# Forum Home Renovation Pools, Spa & Water Features  Raised garden bed into a fish pond

## alsocass

I am building a productive vegetable garden that would benefit (temperature and humidity) from a pond. The section I had set aside for the pond is against the house and has a rather odd shape (that would look great as the pond).  
The width varies from 500mm to about 800mm and the height is about 400mm.
I was going to create a brick and mortar retaining wall for the garden bed and have a small pond in one section. 
My question is this:
If I were to extend the length of the pond and make it the full 400mm deep and turn it into a full blown fish pond (with bigger fish), would I need a stronger wall?

----------


## Oldsaltoz

A concrete filled block wall will be strong enough, you could us a decorative block or put a brick wall in front to hide standard blocks. 
It will need waterproofing, a drain pipe and and an overflow pipe, anything 0ver 400 mm deep should be fenced.
Good luck.  :Smilie:

----------


## alsocass

> anything 0ver 400 mm deep should be fenced.
> Good luck.

  Thanks I was wondering about that one. We were planning a cover (ie something like this http://www.justcovers.com.au/pond_sa...FZGCpAod2A7u0w) to prevent our kids getting into the pond, and the area is already fully fenced (though I am not sure if it is to pool safety standards)... better look up the council regulations first!

----------


## Moondog55

have been thinking about this; why not rotate the fish ponds as part of your whole garden set-up?
If you decide to use water tanks as raised garden beds they would hold quite a lot of fish. While curved concrete walls are strong and self supporting it is usually easier to build straight walls and straight walls are easier to build lids for.  Butyl rubber as a liner perhaps? Remember that for fish the water needs to be aerated so pumps will be needed

----------


## alsocass

> have been thinking about this; why not rotate the fish ponds as part of your whole garden set-up?

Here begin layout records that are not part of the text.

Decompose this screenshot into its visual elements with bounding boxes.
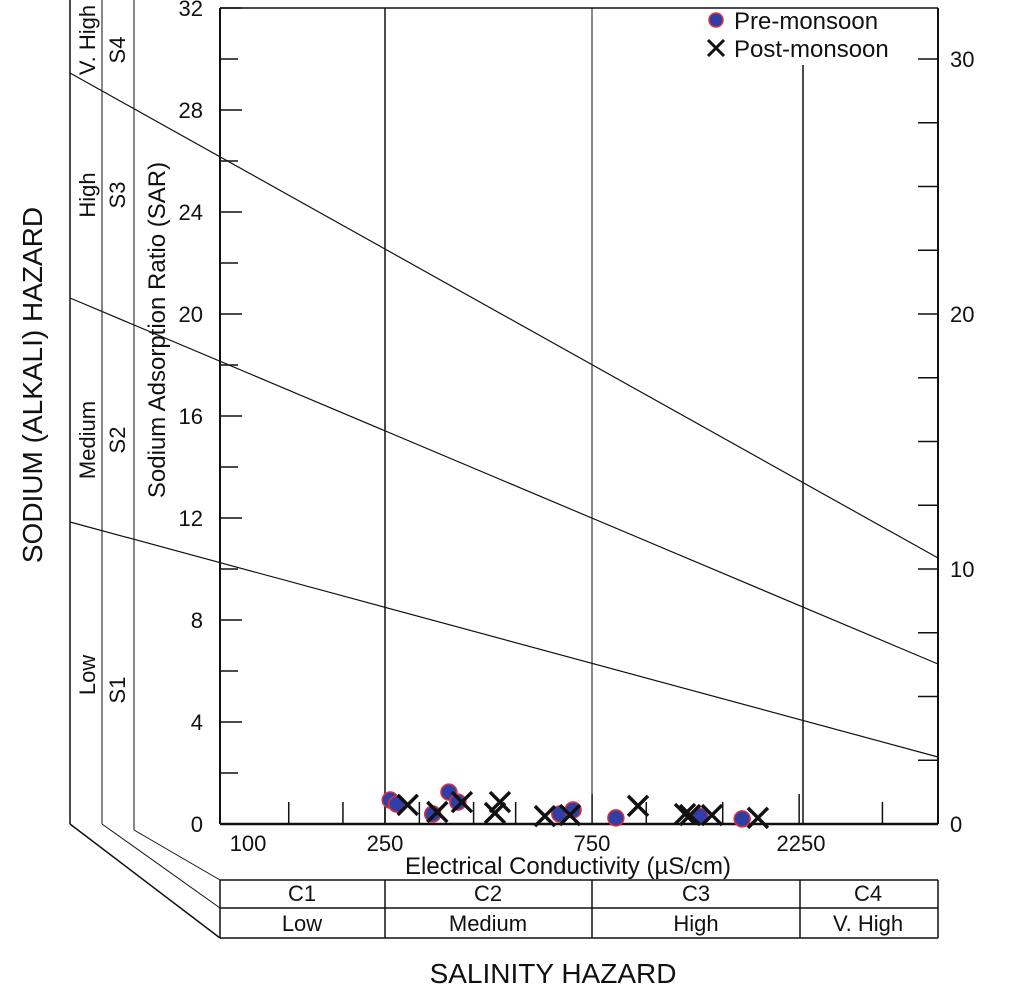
x-mark-stroke [558, 803, 582, 827]
salinity-hazard-title: SALINITY HAZARD [430, 958, 677, 989]
x-mark-stroke [483, 801, 507, 825]
post-monsoon-point [700, 803, 724, 827]
y-right-tick-label: 20 [950, 302, 974, 327]
y-tick-label: 16 [179, 404, 203, 429]
salinity-class-code: C4 [854, 881, 882, 906]
salinity-class-label: Medium [449, 911, 527, 936]
x-mark-stroke [426, 800, 449, 824]
y-right-tick-label: 30 [950, 47, 974, 72]
legend-label: Post-monsoon [734, 36, 889, 63]
x-mark-stroke [533, 804, 557, 828]
s2-s3-boundary [69, 297, 939, 665]
axis-ticks [220, 7, 938, 825]
salinity-class-code: C3 [682, 881, 710, 906]
pre-monsoon-point [607, 809, 625, 827]
salinity-class-code: C1 [288, 881, 316, 906]
x-mark-stroke [626, 794, 650, 818]
axis-labels: 0 4 8 12 16 20 24 28 32 0 10 20 30 100 250 750 2250 Elect… [17, 0, 974, 989]
legend-circle-marker [708, 12, 724, 28]
perspective-line [101, 823, 221, 909]
post-monsoon-point [533, 804, 557, 828]
x-mark-stroke [450, 790, 474, 814]
x-axis-label: Electrical Conductivity (µS/cm) [405, 853, 731, 880]
legend-x-marker [706, 38, 726, 58]
x-mark-stroke [746, 806, 770, 830]
x-mark-stroke [700, 803, 724, 827]
legend-label: Pre-monsoon [734, 8, 878, 35]
x-mark-stroke [678, 803, 702, 827]
post-monsoon-point [426, 800, 449, 824]
y-tick-label: 32 [179, 0, 203, 21]
sodium-class-label: Low [75, 655, 100, 695]
pre-monsoon-point [733, 810, 751, 828]
post-monsoon-point [488, 790, 512, 814]
post-monsoon-point [678, 803, 702, 827]
x-tick-label: 100 [230, 831, 267, 856]
x-tick-label: 250 [367, 831, 404, 856]
y-tick-label: 28 [179, 98, 203, 123]
salinity-class-label: High [673, 911, 718, 936]
sodium-class-code: S3 [105, 182, 130, 209]
x-mark-stroke [673, 802, 697, 826]
x-mark-stroke [488, 790, 512, 814]
data-points [381, 783, 770, 830]
salinity-class-label: V. High [833, 911, 903, 936]
x-mark-stroke [396, 793, 419, 817]
plot-frame [69, 0, 939, 939]
x-tick-label: 750 [574, 831, 611, 856]
salinity-class-label: Low [282, 911, 322, 936]
y-tick-label: 8 [191, 608, 203, 633]
perspective-line [133, 829, 221, 881]
post-monsoon-point [396, 793, 419, 817]
post-monsoon-point [626, 794, 650, 818]
y-tick-label: 4 [191, 710, 203, 735]
post-monsoon-point [483, 801, 507, 825]
x-tick-label: 2250 [777, 831, 826, 856]
pre-monsoon-point [449, 793, 467, 811]
sodium-class-label: V. High [75, 5, 100, 75]
sodium-class-code: S4 [105, 37, 130, 64]
sodium-class-code: S1 [105, 677, 130, 704]
sodium-class-label: Medium [75, 401, 100, 479]
post-monsoon-point [673, 802, 697, 826]
y-tick-label: 0 [191, 812, 203, 837]
post-monsoon-point [558, 803, 582, 827]
salinity-class-code: C2 [474, 881, 502, 906]
post-monsoon-point [746, 806, 770, 830]
post-monsoon-point [450, 790, 474, 814]
s1-s2-boundary [69, 521, 939, 758]
y-tick-label: 12 [179, 506, 203, 531]
x-mark-stroke [706, 38, 726, 58]
sodium-class-code: S2 [105, 427, 130, 454]
y-right-tick-label: 0 [950, 812, 962, 837]
perspective-line [69, 823, 221, 939]
sodium-class-label: High [75, 172, 100, 217]
y-right-tick-label: 10 [950, 557, 974, 582]
y-tick-label: 24 [179, 200, 203, 225]
sodium-hazard-title: SODIUM (ALKALI) HAZARD [17, 207, 48, 563]
y-axis-label: Sodium Adsorption Ratio (SAR) [144, 162, 171, 498]
s3-s4-boundary [69, 72, 939, 559]
y-tick-label: 20 [179, 302, 203, 327]
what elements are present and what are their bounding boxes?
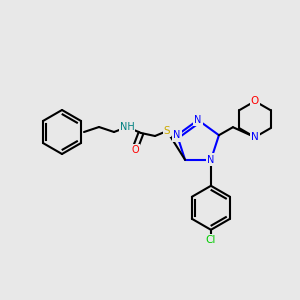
Text: Cl: Cl <box>206 235 216 245</box>
Text: N: N <box>194 115 202 125</box>
Text: N: N <box>207 155 214 165</box>
Text: N: N <box>173 130 181 140</box>
Text: NH: NH <box>120 122 134 132</box>
Text: N: N <box>251 132 259 142</box>
Text: O: O <box>251 96 259 106</box>
Text: S: S <box>164 126 170 136</box>
Text: O: O <box>131 145 139 155</box>
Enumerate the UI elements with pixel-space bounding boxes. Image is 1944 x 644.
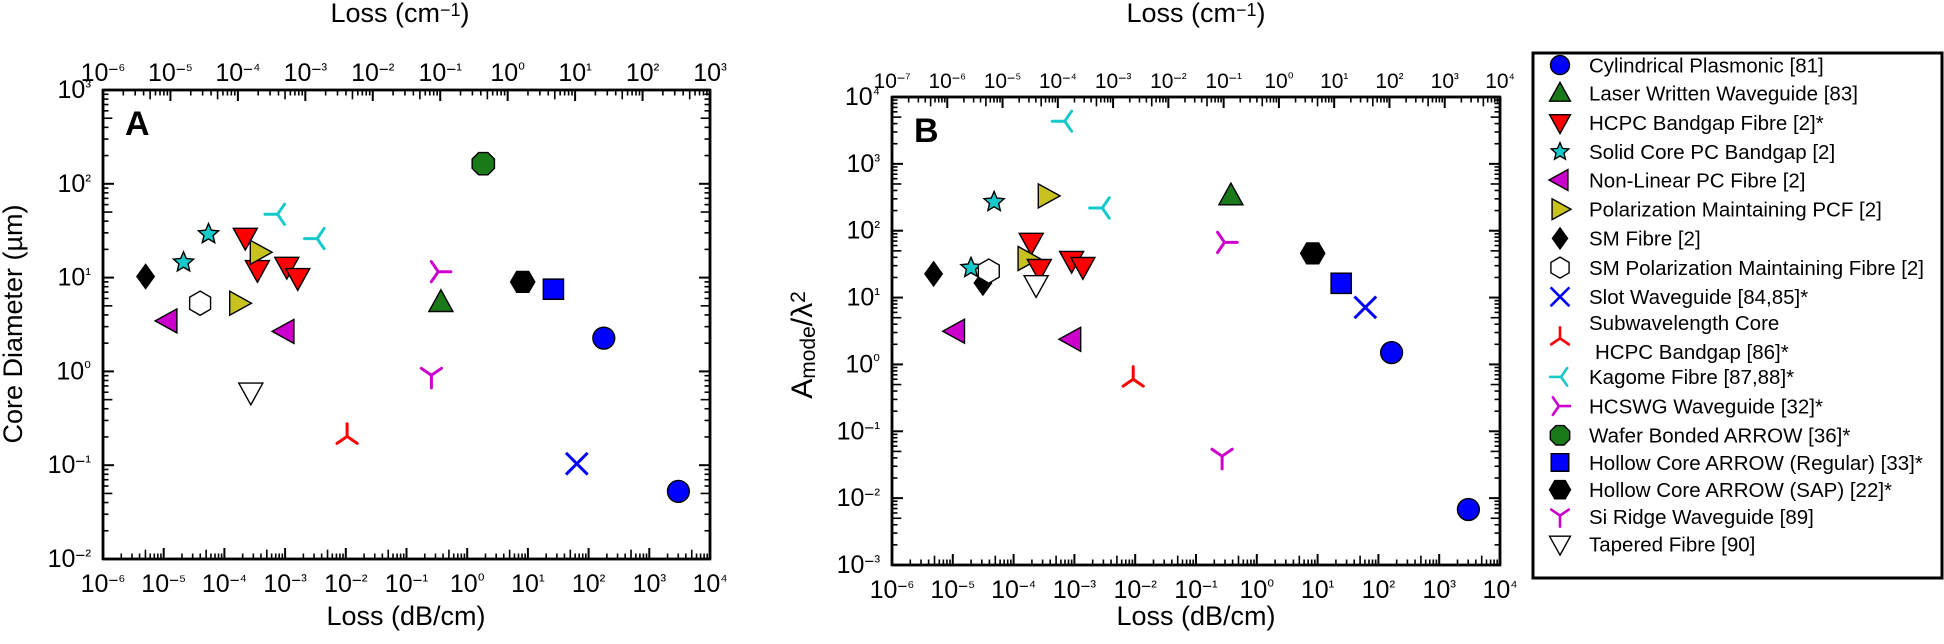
svg-text:HCPC Bandgap [86]*: HCPC Bandgap [86]* <box>1595 341 1789 364</box>
svg-text:SM Fibre [2]: SM Fibre [2] <box>1589 228 1701 251</box>
svg-text:Non-Linear PC Fibre [2]: Non-Linear PC Fibre [2] <box>1589 169 1805 192</box>
svg-text:Cylindrical Plasmonic [81]: Cylindrical Plasmonic [81] <box>1589 54 1824 77</box>
svg-text:Core Diameter (µm): Core Diameter (µm) <box>0 204 28 443</box>
svg-text:SM Polarization Maintaining Fi: SM Polarization Maintaining Fibre [2] <box>1589 257 1924 280</box>
svg-text:Hollow Core ARROW (SAP) [22]*: Hollow Core ARROW (SAP) [22]* <box>1589 479 1892 502</box>
svg-text:Si Ridge Waveguide [89]: Si Ridge Waveguide [89] <box>1589 506 1814 529</box>
svg-text:Tapered Fibre [90]: Tapered Fibre [90] <box>1589 533 1755 556</box>
svg-text:HCPC Bandgap Fibre [2]*: HCPC Bandgap Fibre [2]* <box>1589 112 1824 135</box>
svg-text:Laser Written Waveguide [83]: Laser Written Waveguide [83] <box>1589 83 1858 106</box>
svg-text:Polarization Maintaining PCF [: Polarization Maintaining PCF [2] <box>1589 199 1882 222</box>
svg-text:Hollow Core ARROW (Regular) [3: Hollow Core ARROW (Regular) [33]* <box>1589 452 1923 475</box>
svg-text:B: B <box>914 112 939 150</box>
svg-text:Subwavelength Core: Subwavelength Core <box>1589 312 1779 335</box>
svg-text:A: A <box>125 105 150 143</box>
svg-text:Solid Core PC Bandgap [2]: Solid Core PC Bandgap [2] <box>1589 141 1835 164</box>
svg-text:HCSWG Waveguide [32]*: HCSWG Waveguide [32]* <box>1589 395 1823 418</box>
svg-text:Wafer Bonded ARROW [36]*: Wafer Bonded ARROW [36]* <box>1589 425 1850 448</box>
svg-text:Loss (dB/cm): Loss (dB/cm) <box>326 601 485 631</box>
svg-text:Slot Waveguide [84,85]*: Slot Waveguide [84,85]* <box>1589 286 1808 309</box>
svg-text:Loss (dB/cm): Loss (dB/cm) <box>1116 601 1275 631</box>
svg-text:Kagome Fibre [87,88]*: Kagome Fibre [87,88]* <box>1589 366 1794 389</box>
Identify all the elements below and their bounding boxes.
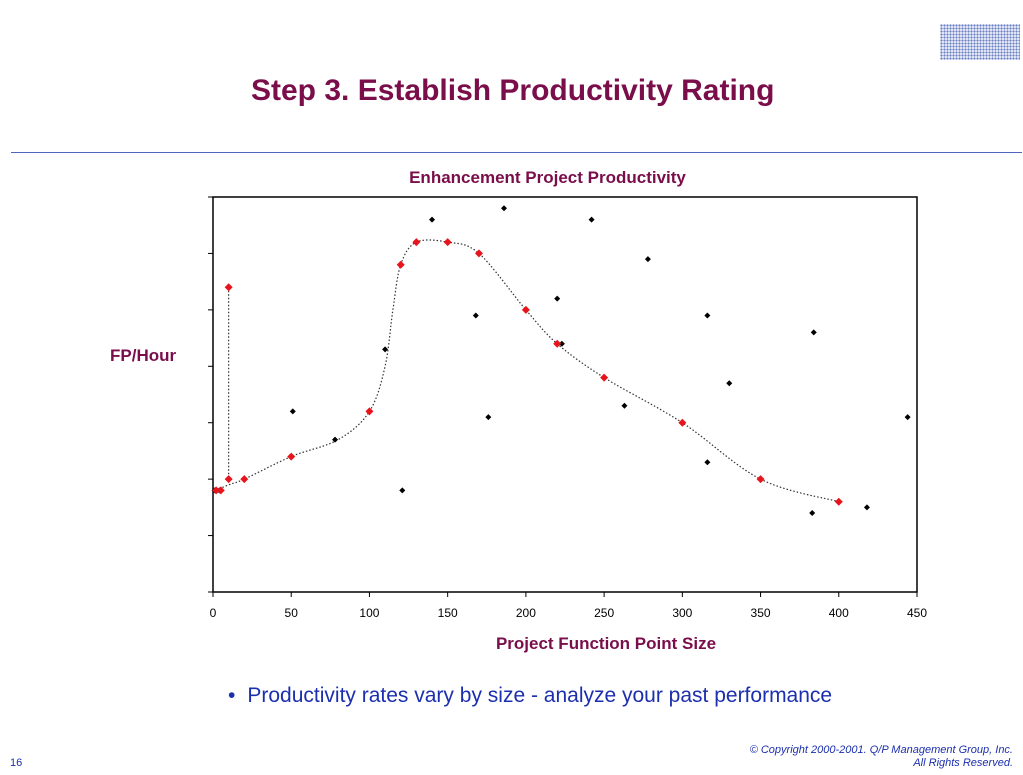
page-number: 16 — [10, 757, 23, 769]
slide-title: Step 3. Establish Productivity Rating — [251, 74, 775, 107]
trend-data-point — [474, 249, 483, 258]
scatter-data-point — [472, 312, 479, 319]
bullet-dot-icon: • — [228, 684, 236, 707]
scatter-data-point — [332, 436, 339, 443]
trend-data-point — [443, 238, 452, 247]
trend-data-point — [212, 486, 221, 495]
data-points-group — [211, 205, 911, 516]
x-axis-ticks: 0 50 100 150 200 250 300 350 400 450 — [210, 592, 927, 620]
trend-data-point — [834, 497, 843, 506]
scatter-data-point — [382, 346, 389, 353]
x-tick-label: 200 — [516, 606, 536, 620]
title-divider — [11, 152, 1022, 153]
scatter-data-point — [704, 459, 711, 466]
scatter-data-point — [704, 312, 711, 319]
trend-data-point — [216, 486, 225, 495]
y-axis-ticks — [208, 196, 213, 593]
x-tick-label: 0 — [210, 606, 217, 620]
trend-line — [215, 239, 839, 503]
scatter-data-point — [485, 414, 492, 421]
scatter-data-point — [399, 487, 406, 494]
plot-area — [212, 196, 918, 593]
x-tick-label: 450 — [907, 606, 927, 620]
trend-data-point — [396, 260, 405, 269]
trend-data-point — [365, 407, 374, 416]
scatter-data-point — [429, 216, 436, 223]
trend-data-point — [412, 238, 421, 247]
scatter-data-point — [289, 408, 296, 415]
trend-data-point — [600, 373, 609, 382]
trend-data-point — [287, 452, 296, 461]
trend-data-point — [756, 475, 765, 484]
bullet-point: • Productivity rates vary by size - analy… — [228, 684, 832, 708]
trend-data-point — [224, 283, 233, 292]
trend-data-point — [678, 418, 687, 427]
bullet-text: Productivity rates vary by size - analyz… — [247, 684, 833, 707]
trend-line-group — [215, 239, 839, 503]
scatter-data-point — [904, 414, 911, 421]
scatter-data-point — [558, 340, 565, 347]
copyright-line-2: All Rights Reserved. — [913, 757, 1013, 769]
x-tick-label: 150 — [438, 606, 458, 620]
x-axis-label: Project Function Point Size — [495, 634, 717, 653]
scatter-data-point — [554, 295, 561, 302]
scatter-data-point — [809, 510, 816, 516]
x-tick-label: 250 — [594, 606, 614, 620]
x-tick-label: 100 — [359, 606, 379, 620]
x-tick-label: 400 — [829, 606, 849, 620]
trend-data-point — [240, 475, 249, 484]
scatter-data-point — [726, 380, 733, 387]
chart-title: Enhancement Project Productivity — [409, 168, 686, 187]
x-tick-label: 300 — [672, 606, 692, 620]
scatter-data-point — [588, 216, 595, 223]
trend-data-point — [521, 305, 530, 314]
scatter-data-point — [644, 256, 651, 263]
scatter-data-point — [621, 402, 628, 409]
scatter-data-point — [863, 504, 870, 511]
trend-data-point — [553, 339, 562, 348]
copyright-notice: © Copyright 2000-2001. Q/P Management Gr… — [750, 744, 1013, 770]
x-tick-label: 50 — [285, 606, 299, 620]
copyright-line-1: © Copyright 2000-2001. Q/P Management Gr… — [749, 744, 1013, 756]
trend-data-point — [224, 475, 233, 484]
x-tick-label: 350 — [751, 606, 771, 620]
header-pattern-decoration — [940, 24, 1020, 60]
scatter-data-point — [810, 329, 817, 336]
y-axis-label: FP/Hour — [110, 346, 177, 365]
scatter-data-point — [500, 205, 507, 212]
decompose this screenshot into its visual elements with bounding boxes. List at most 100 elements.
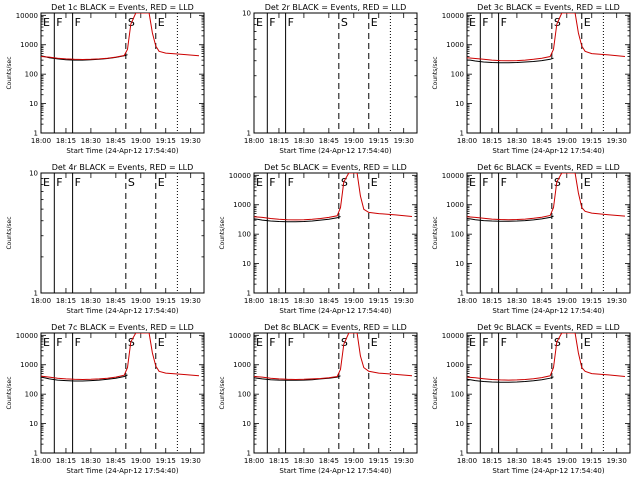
event-marker-label: E bbox=[256, 176, 263, 189]
event-marker-label: E bbox=[43, 16, 50, 29]
x-tick-label: 18:15 bbox=[56, 137, 76, 145]
plot-frame bbox=[40, 12, 205, 134]
y-tick-label: 1000 bbox=[446, 201, 464, 209]
series-line bbox=[467, 215, 554, 222]
y-tick-label: 100 bbox=[25, 391, 38, 399]
chart-title: Det 1c BLACK = Events, RED = LLD bbox=[51, 3, 194, 12]
y-tick-label: 10 bbox=[455, 420, 464, 428]
y-tick-label: 10 bbox=[242, 10, 251, 18]
y-axis-label: Counts/sec bbox=[432, 376, 439, 409]
x-tick-label: 19:00 bbox=[131, 137, 151, 145]
y-tick-label: 100 bbox=[25, 71, 38, 79]
y-tick-label: 1000 bbox=[446, 41, 464, 49]
x-tick-label: 18:45 bbox=[319, 137, 339, 145]
x-tick-label: 18:15 bbox=[269, 137, 289, 145]
series-line bbox=[41, 54, 128, 61]
x-tick-label: 19:30 bbox=[394, 137, 414, 145]
x-tick-label: 19:00 bbox=[344, 457, 364, 465]
event-marker-label: E bbox=[371, 336, 378, 349]
x-tick-label: 18:30 bbox=[81, 137, 101, 145]
x-axis-label: Start Time (24-Apr-12 17:54:40) bbox=[279, 147, 391, 155]
series-line bbox=[467, 173, 626, 221]
x-tick-label: 18:45 bbox=[106, 297, 126, 305]
x-tick-label: 18:00 bbox=[457, 457, 477, 465]
x-tick-label: 18:15 bbox=[269, 297, 289, 305]
y-tick-label: 1 bbox=[247, 130, 251, 138]
y-tick-label: 1 bbox=[34, 450, 38, 458]
x-tick-label: 19:15 bbox=[369, 457, 389, 465]
x-tick-label: 19:30 bbox=[394, 297, 414, 305]
x-tick-label: 18:00 bbox=[244, 137, 264, 145]
x-tick-label: 18:00 bbox=[244, 457, 264, 465]
x-tick-label: 18:30 bbox=[294, 137, 314, 145]
y-tick-label: 10 bbox=[29, 170, 38, 178]
event-marker-label: E bbox=[43, 176, 50, 189]
event-marker-label: E bbox=[158, 336, 165, 349]
x-tick-label: 19:30 bbox=[181, 457, 201, 465]
x-tick-label: 19:30 bbox=[607, 137, 627, 145]
y-tick-label: 1 bbox=[34, 290, 38, 298]
event-marker-label: F bbox=[288, 16, 294, 29]
x-axis-label: Start Time (24-Apr-12 17:54:40) bbox=[66, 147, 178, 155]
event-marker-label: E bbox=[256, 16, 263, 29]
y-tick-label: 10000 bbox=[16, 12, 38, 20]
chart-panel: Det 7c BLACK = Events, RED = LLD Counts/s… bbox=[6, 323, 205, 475]
chart-panel: Det 4r BLACK = Events, RED = LLD Counts/s… bbox=[6, 163, 205, 315]
x-tick-label: 18:30 bbox=[81, 457, 101, 465]
event-marker-label: E bbox=[469, 16, 476, 29]
chart-panel: Det 2r BLACK = Events, RED = LLD Start Ti… bbox=[242, 3, 418, 155]
event-marker-label: E bbox=[158, 176, 165, 189]
x-tick-label: 18:00 bbox=[457, 137, 477, 145]
x-tick-label: 19:15 bbox=[156, 457, 176, 465]
event-marker-label: F bbox=[269, 176, 275, 189]
event-marker-label: F bbox=[269, 336, 275, 349]
event-marker-label: E bbox=[256, 336, 263, 349]
y-axis-label: Counts/sec bbox=[219, 376, 226, 409]
y-axis-label: Counts/sec bbox=[219, 216, 226, 249]
series-line bbox=[41, 333, 200, 381]
x-tick-label: 18:45 bbox=[532, 137, 552, 145]
chart-panel: Det 1c BLACK = Events, RED = LLD Counts/s… bbox=[6, 3, 205, 155]
chart-title: Det 6c BLACK = Events, RED = LLD bbox=[477, 163, 620, 172]
y-tick-label: 10000 bbox=[442, 172, 464, 180]
x-axis-label: Start Time (24-Apr-12 17:54:40) bbox=[492, 307, 604, 315]
x-tick-label: 18:30 bbox=[507, 457, 527, 465]
y-tick-label: 100 bbox=[451, 391, 464, 399]
x-tick-label: 19:15 bbox=[369, 297, 389, 305]
plot-frame bbox=[466, 172, 631, 294]
plot-frame bbox=[40, 172, 205, 294]
x-axis-label: Start Time (24-Apr-12 17:54:40) bbox=[492, 467, 604, 475]
chart-panel: Det 3c BLACK = Events, RED = LLD Counts/s… bbox=[432, 3, 631, 155]
x-axis-label: Start Time (24-Apr-12 17:54:40) bbox=[492, 147, 604, 155]
chart-title: Det 2r BLACK = Events, RED = LLD bbox=[265, 3, 407, 12]
series-line bbox=[254, 216, 341, 223]
plot-frame bbox=[466, 332, 631, 454]
y-axis-label: Counts/sec bbox=[6, 56, 13, 89]
x-tick-label: 18:00 bbox=[31, 297, 51, 305]
y-tick-label: 10 bbox=[455, 100, 464, 108]
y-tick-label: 1000 bbox=[233, 201, 251, 209]
x-tick-label: 19:30 bbox=[607, 297, 627, 305]
event-marker-label: E bbox=[584, 16, 591, 29]
chart-title: Det 4r BLACK = Events, RED = LLD bbox=[52, 163, 194, 172]
event-marker-label: E bbox=[584, 176, 591, 189]
x-tick-label: 19:00 bbox=[557, 457, 577, 465]
series-line bbox=[467, 376, 554, 383]
x-tick-label: 18:30 bbox=[81, 297, 101, 305]
y-tick-label: 1 bbox=[247, 450, 251, 458]
x-tick-label: 18:00 bbox=[31, 137, 51, 145]
event-marker-label: E bbox=[371, 16, 378, 29]
x-tick-label: 18:45 bbox=[319, 297, 339, 305]
x-tick-label: 18:00 bbox=[31, 457, 51, 465]
chart-title: Det 3c BLACK = Events, RED = LLD bbox=[477, 3, 620, 12]
y-axis-label: Counts/sec bbox=[6, 216, 13, 249]
y-tick-label: 100 bbox=[451, 231, 464, 239]
event-marker-label: E bbox=[584, 336, 591, 349]
event-marker-label: F bbox=[269, 16, 275, 29]
event-marker-label: E bbox=[469, 176, 476, 189]
event-marker-label: F bbox=[288, 176, 294, 189]
x-tick-label: 18:00 bbox=[244, 297, 264, 305]
y-tick-label: 1 bbox=[460, 130, 464, 138]
y-tick-label: 1000 bbox=[20, 41, 38, 49]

  Now that is an interesting idea (and a lot of work given the garden is on a two week rotation). We are planning to install two slimline water tanks at either end of the border garden, we are playing with the idea of having the fish tank filtering via one of the tanks. So it will aerate the fish tank, as well as providing a tank full of nutrient loaded water for watering the garden beds.  
Overall I am hesitating a bit because of safety fears, delaying the ponds. I know it would be covered and should be inpenetrably by kids... but I still hate the thought.

----------